LabVIEW
Acquire coordinates of an arc
If you have two points and a radius, you will have zero (2*radius<distance between points), one (2*radius=distance), or two circles that match. Since there is an infinite number of coordinates on the arc, you must limit yourself to a finite number of coordinates (e.g. 100 equally spaced points).
Typically you'll have two solutions for the circle, and two possible arcs for each solution, so which one of the four do you pick? (see picture for possible arcs given two points and a radius)
Can you provide more details on the problem? Do you have some example data?

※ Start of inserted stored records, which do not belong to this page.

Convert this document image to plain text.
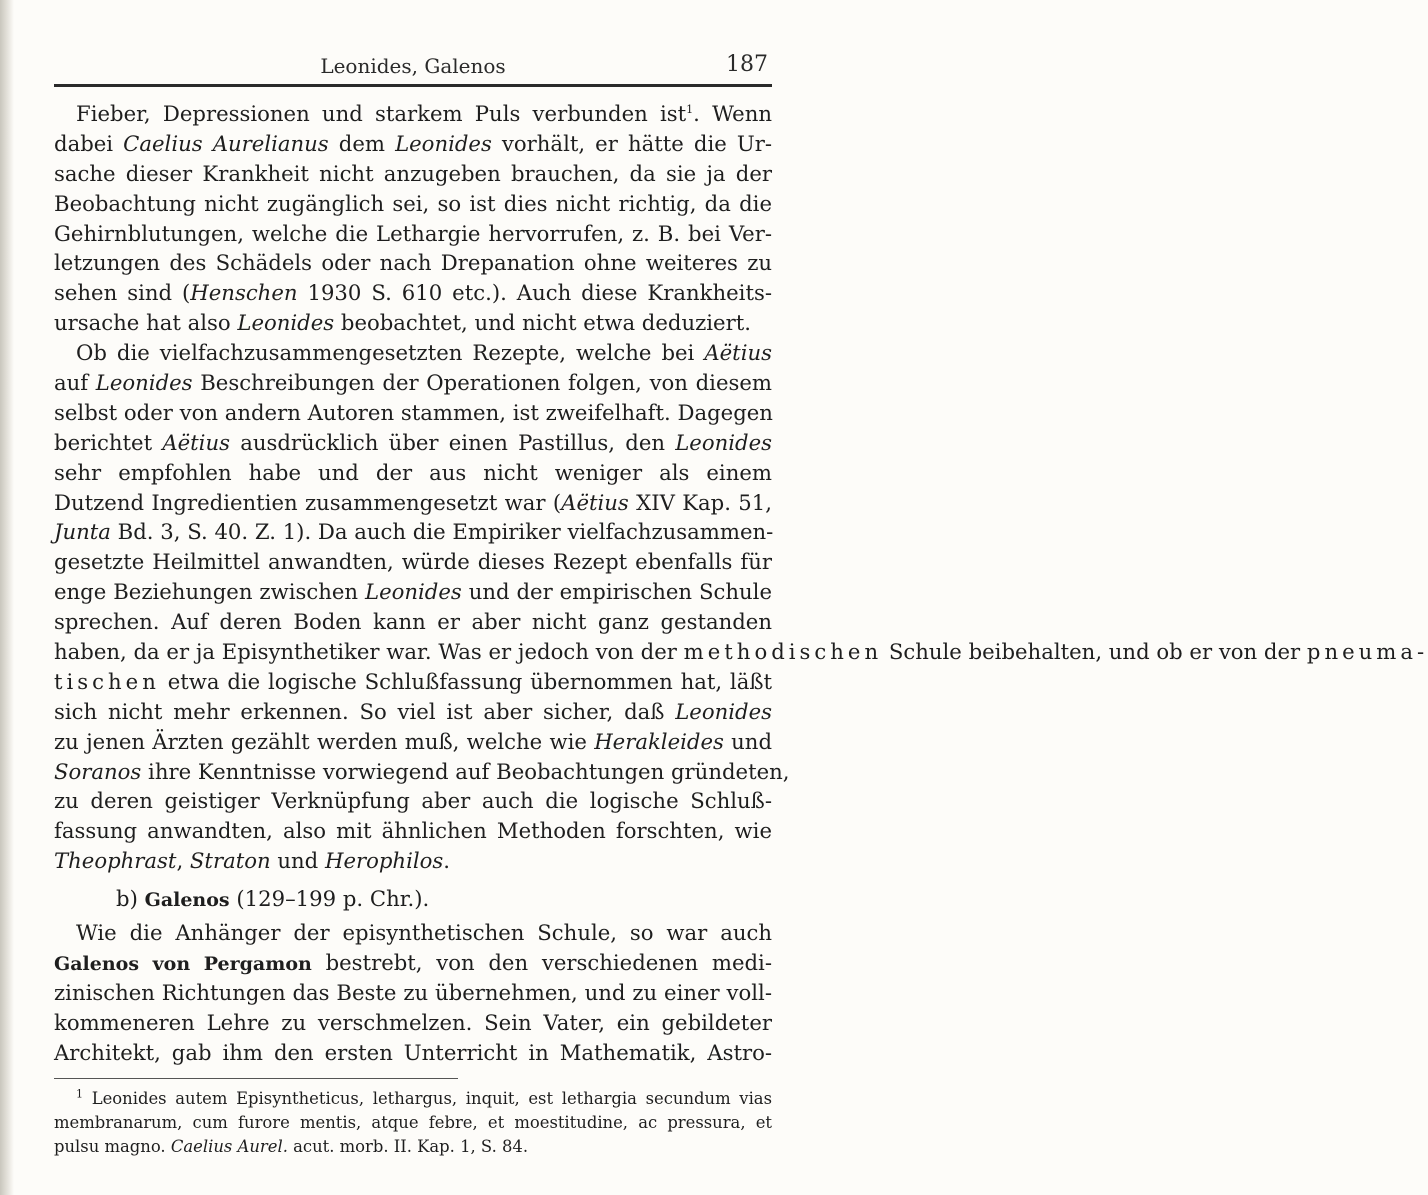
Leonides, Galenos	187
Fieber, Depressionen und starkem Puls verbunden ist$^1$. Wenn
dabei Caelius Aurelianus dem Leonides vorhält, er hätte die Ur-
sache dieser Krankheit nicht anzugeben brauchen, da sie ja der
Beobachtung nicht zugänglich sei, so ist dies nicht richtig, da die
Gehirnblutungen, welche die Lethargie hervorrufen, z. B. bei Ver-
letzungen des Schädels oder nach Drepanation ohne weiteres zu
sehen sind (Henschen 1930 S. 610 etc.). Auch diese Krankheits-
ursache hat also Leonides beobachtet, und nicht etwa deduziert.
Ob die vielfachzusammengesetzten Rezepte, welche bei Aëtius
auf Leonides Beschreibungen der Operationen folgen, von diesem
selbst oder von andern Autoren stammen, ist zweifelhaft. Dagegen
berichtet Aëtius ausdrücklich über einen Pastillus, den Leonides
sehr empfohlen habe und der aus nicht weniger als einem
Dutzend Ingredientien zusammengesetzt war (Aëtius XIV Kap. 51,
Junta Bd. 3, S. 40. Z. 1). Da auch die Empiriker vielfachzusammen-
gesetzte Heilmittel anwandten, würde dieses Rezept ebenfalls für
enge Beziehungen zwischen Leonides und der empirischen Schule
sprechen. Auf deren Boden kann er aber nicht ganz gestanden
haben, da er ja Episynthetiker war. Was er jedoch von der methodischen Schule beibehalten, und ob er von der pneuma-
tischen etwa die logische Schlußfassung übernommen hat, läßt
sich nicht mehr erkennen. So viel ist aber sicher, daß Leonides
zu jenen Ärzten gezählt werden muß, welche wie Herakleides und
Soranos ihre Kenntnisse vorwiegend auf Beobachtungen gründeten,
zu deren geistiger Verknüpfung aber auch die logische Schluß-
fassung anwandten, also mit ähnlichen Methoden forschten, wie
Theophrast, Straton und Herophilos.
b) Galenos (129–199 p. Chr.).
Wie die Anhänger der episynthetischen Schule, so war auch
Galenos von Pergamon bestrebt, von den verschiedenen medi-
zinischen Richtungen das Beste zu übernehmen, und zu einer voll-
kommeneren Lehre zu verschmelzen. Sein Vater, ein gebildeter
Architekt, gab ihm den ersten Unterricht in Mathematik, Astro-
$^1$ Leonides autem Episyntheticus, lethargus, inquit, est lethargia secundum vias
membranarum, cum furore mentis, atque febre, et moestitudine, ac pressura, et
pulsu magno. Caelius Aurel. acut. morb. II. Kap. 1, S. 84.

Message Edited by altenbach on 12-27-2005 01:09 PM
Hi Giridhar,
Your question is more a solving issue than a LabVIEW specific question.You can use the expression for a circle to find the coordinates for the centers of the two circles that Altenbach mentions. The expression for a circle is
R^2 = (x-a)^2+(y-b)^2
where R is the radius of the circle and (a,b) is the center of the circle.
After finding the center of the circle that the arc is part of, you should be able to calculate the arc as the coordinates between the two points.
What heve you done so far? Are you getting stuck with anything specific to LabVIEW?
Your question is more a solving issue than a LabVIEW specific question.You can use the expression for a circle to find the coordinates for the centers of the two circles that Altenbach mentions. The expression for a circle is
R^2 = (x-a)^2+(y-b)^2
where R is the radius of the circle and (a,b) is the center of the circle.
After finding the center of the circle that the arc is part of, you should be able to calculate the arc as the coordinates between the two points.
What heve you done so far? Are you getting stuck with anything specific to LabVIEW?
To avoid all the ambiguity of multiple solutions, it might be easier to define the start and end points PLUS one point lying on the arc. Three points uniquely define a circle and the solution to the problem is trivial. 🙂 There will always be exactly one solution!
Attached is a draft of a simple demo (LabVIEW 7.0) that does just that.
I am sure you could easily generate "point three" from your desired "radius + endpoints" and re-use most of my code, with the problem that there will be zero, two or four solutions depending on the inputs.
Note that I use mostly complex math to avoid explicit trigonometric functions. Let me know if you have questions. 😄
Message Edited by altenbach on 12-30-2005 11:12 AM
Just on a side note:
If you have LabVIEW 8.0, things get quite a bit nicer, for example:
- We have events for "cursor move", thus we don't need to constantly poll the cursors.
- xy graphs draw complex data directly in the complex plane (real=x, imaginary=y).
Message Edited by altenbach on 12-30-2005 01:08 PM
Your modification assumes that the center of the circle is a (0,0). This does not agree with the figure in your first attachment.
If you assume the center at the origin, you'll most likely won't find a solution. Notice that in your modification your arc will only go through one of your two points, you're throwing away the "r" part of the other one and only retaining the angle. Your system os overdetermined.
In this case you might as well throw both away and turn the R indicator into a control. 😮
Why don't you define the arc from e.g. "center+radius+direction1+direction2"?